Não há nada que nos esmague mais do que a ciência. É uma brutalidade. O conhecimento científico passa por cima da nossa inocência como um elefante desdenhoso a pisar um formigueiro. É horrível! Remédio santo para megalomanias, egocentrismos e ingenuidades, e para nos situar na nossa insignificância microscópica. Já diz a frase batida que a ignorância é uma bênção. Verdade verdadinha.
Não admira que a religião se recuse a incorporar o conhecimento científico nas suas narrativas e continue a explicar a origem do mundo com fábulas que envolvem folhas de parra, maçãs e serpentes que falam. O que seria dos pobres mortais que não têm o arcaboiço dos céticos, dos ateus, dos niilistas, dos punks e outros kamikazes? É que gente como a gente precisa de um sentido para a vida. Precisa de uma nesga de esperança para sair da cama de manhã, e que lhe aconcheguem as mantas da existência para poder pregar olho à noite. (Haja humor, amor e tainadas para atenuar toda esta inconsequência).
Cometi o erro de ir a um planetário e a um museu de história natural. Eu, que não aguento filmes tristes, que tenho medo da morte e que sou tão hipocondríaca que me acho hipocondríaca, mesmo que a minha psicóloga garanta que não. Fui assim na loucura, assumindo o risco de aprofundar o meu desamparo primitivo. E claro, como era esperado, mal a abóbada se iluminou de estrelas, o meu peito escureceu e acendeu-se angústia da pequenez incomensurável.
Quem me mandou ir ao planetário? Devia ter ido ao shopping. Já sabia que não estava preparada para um universo infinito que se expande continuamente. Para a ilusão dessa luz com milhões de anos que nos chega atrasada. Para a cartografia impossível da permanente mutação cósmica. Para relembrar Carl Sagan e aquela frase de que há mais estrelas no universo do que grãos de areia na superfície da Terra. E para concluir, que se tudo nasceu de uma explosão mastodôntica, que continua a acontecer as we speak, a nossa pequena esfera em movimento, é mesmo só um cisco no tempo-espaço.

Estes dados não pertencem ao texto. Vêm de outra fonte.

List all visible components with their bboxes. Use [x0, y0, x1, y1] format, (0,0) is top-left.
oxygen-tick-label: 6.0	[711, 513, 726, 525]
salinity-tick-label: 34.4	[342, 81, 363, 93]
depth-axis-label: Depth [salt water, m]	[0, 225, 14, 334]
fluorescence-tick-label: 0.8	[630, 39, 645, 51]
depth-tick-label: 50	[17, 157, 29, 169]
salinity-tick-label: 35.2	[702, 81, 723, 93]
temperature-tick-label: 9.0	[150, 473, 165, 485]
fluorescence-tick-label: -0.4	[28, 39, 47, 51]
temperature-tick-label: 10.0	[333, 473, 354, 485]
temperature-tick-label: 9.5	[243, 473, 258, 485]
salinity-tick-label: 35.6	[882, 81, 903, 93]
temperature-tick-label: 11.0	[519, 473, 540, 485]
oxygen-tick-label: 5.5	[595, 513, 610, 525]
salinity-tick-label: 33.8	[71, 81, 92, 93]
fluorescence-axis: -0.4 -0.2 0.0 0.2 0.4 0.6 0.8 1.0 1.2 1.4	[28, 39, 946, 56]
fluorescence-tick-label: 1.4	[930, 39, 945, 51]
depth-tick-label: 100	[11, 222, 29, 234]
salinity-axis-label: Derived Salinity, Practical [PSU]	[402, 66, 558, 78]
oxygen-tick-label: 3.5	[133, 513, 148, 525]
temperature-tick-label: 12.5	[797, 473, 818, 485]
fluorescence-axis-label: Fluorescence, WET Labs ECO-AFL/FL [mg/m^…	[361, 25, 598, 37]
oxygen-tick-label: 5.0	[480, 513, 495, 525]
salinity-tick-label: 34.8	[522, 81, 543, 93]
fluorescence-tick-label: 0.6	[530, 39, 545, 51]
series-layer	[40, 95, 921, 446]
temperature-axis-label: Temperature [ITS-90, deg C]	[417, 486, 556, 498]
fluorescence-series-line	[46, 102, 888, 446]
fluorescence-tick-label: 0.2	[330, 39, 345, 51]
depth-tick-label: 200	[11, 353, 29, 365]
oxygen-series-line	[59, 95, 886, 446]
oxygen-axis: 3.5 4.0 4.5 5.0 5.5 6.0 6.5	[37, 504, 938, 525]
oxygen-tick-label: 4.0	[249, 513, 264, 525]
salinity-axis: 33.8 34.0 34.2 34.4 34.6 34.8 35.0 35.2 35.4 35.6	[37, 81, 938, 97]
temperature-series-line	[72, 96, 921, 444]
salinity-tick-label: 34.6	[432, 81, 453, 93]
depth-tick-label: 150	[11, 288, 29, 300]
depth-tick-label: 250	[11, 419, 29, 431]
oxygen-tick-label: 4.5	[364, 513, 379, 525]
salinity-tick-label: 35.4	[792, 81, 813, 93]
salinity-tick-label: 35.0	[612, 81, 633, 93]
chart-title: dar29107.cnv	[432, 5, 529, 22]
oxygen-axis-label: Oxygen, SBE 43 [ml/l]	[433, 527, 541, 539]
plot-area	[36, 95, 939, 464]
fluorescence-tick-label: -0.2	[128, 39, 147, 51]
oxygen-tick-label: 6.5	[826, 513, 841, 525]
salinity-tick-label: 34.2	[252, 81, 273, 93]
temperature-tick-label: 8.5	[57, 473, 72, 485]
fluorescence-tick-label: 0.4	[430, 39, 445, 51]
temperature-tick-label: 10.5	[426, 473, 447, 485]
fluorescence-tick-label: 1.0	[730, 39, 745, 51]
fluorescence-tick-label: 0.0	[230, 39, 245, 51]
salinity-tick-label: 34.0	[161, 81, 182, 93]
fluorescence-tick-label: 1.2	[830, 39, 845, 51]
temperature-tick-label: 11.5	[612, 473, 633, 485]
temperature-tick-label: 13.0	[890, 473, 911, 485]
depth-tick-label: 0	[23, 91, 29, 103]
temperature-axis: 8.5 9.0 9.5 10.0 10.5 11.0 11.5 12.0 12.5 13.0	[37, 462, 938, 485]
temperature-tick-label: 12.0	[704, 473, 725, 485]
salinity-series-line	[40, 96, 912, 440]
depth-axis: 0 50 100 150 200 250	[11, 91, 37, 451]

Um pontinho azul num eterno manto de vácuo, pintalgado de minúsculos borbotos de fogo.
Quem me mandou ir ao museu? Devia ter ido ao parque. Já sabia que não estava preparada para saber que, dentro desse cisco com bilhões de anos a que chamamos casa, os símios primitivos só chegaram há meia horita (ou seja, há milhões de anos) e que o homo sapiens só tem cinco minutos (o que quer dizer centenas de milhares de anos)! Ora se há bípedes a fazer pela vida, neste grãozinho em movimento, há mais tempo do que eu consigo imaginar, dentro de uma explosão infinita, cuja dimensão não consigo sequer conceber, por falta de sistema operativo com envergadura para tal, resta-me constatar que a minha existência é um ápice. Um nanossegundo. Na-di-ca-de-na-da.
Quem me ensinou isto dos planetas pela primeira vez foi o meu avô Alexandre com umas laranjas na mão. Ele sabia tudo, sobretudo sobre as coisas que eu nunca conseguirei entender. Ao contrário dele, não nasci com o tipo de inteligência abstrata, necessária para a matemática, a química, a física e a astronomia. Perceber o que é um número elevado a menos trinta e seis é, para mim, o mesmo que perceber a existência de deus. Ou seja, uma questão de fé (que eu não tenho). E ele que era agnóstico, acreditava na ciência acima de tudo. Sobretudo na física. Ora eu, que não consigo sequer entender a matemática do quinto ano, cultivo a esperança de, com a idade, encontrar a fé, a ver se consigo ser mais serena do que ele foi na velhice.
Um dia, já bem no fim da vida e com a cabeça confusa, pediu-me que lhe fosse buscar dois livros: um amarelo de lombada grossa e outro com umas coisas verdes na capa. Lá fui eu, solícita, procurá-los à estante da sala. Um era um manual de física. O outro chamava-se “como manter-se jovem”. Ele era bem mais hipocondríaco do que eu. E, tenho para mim, que isso da ciência não ajudou nada.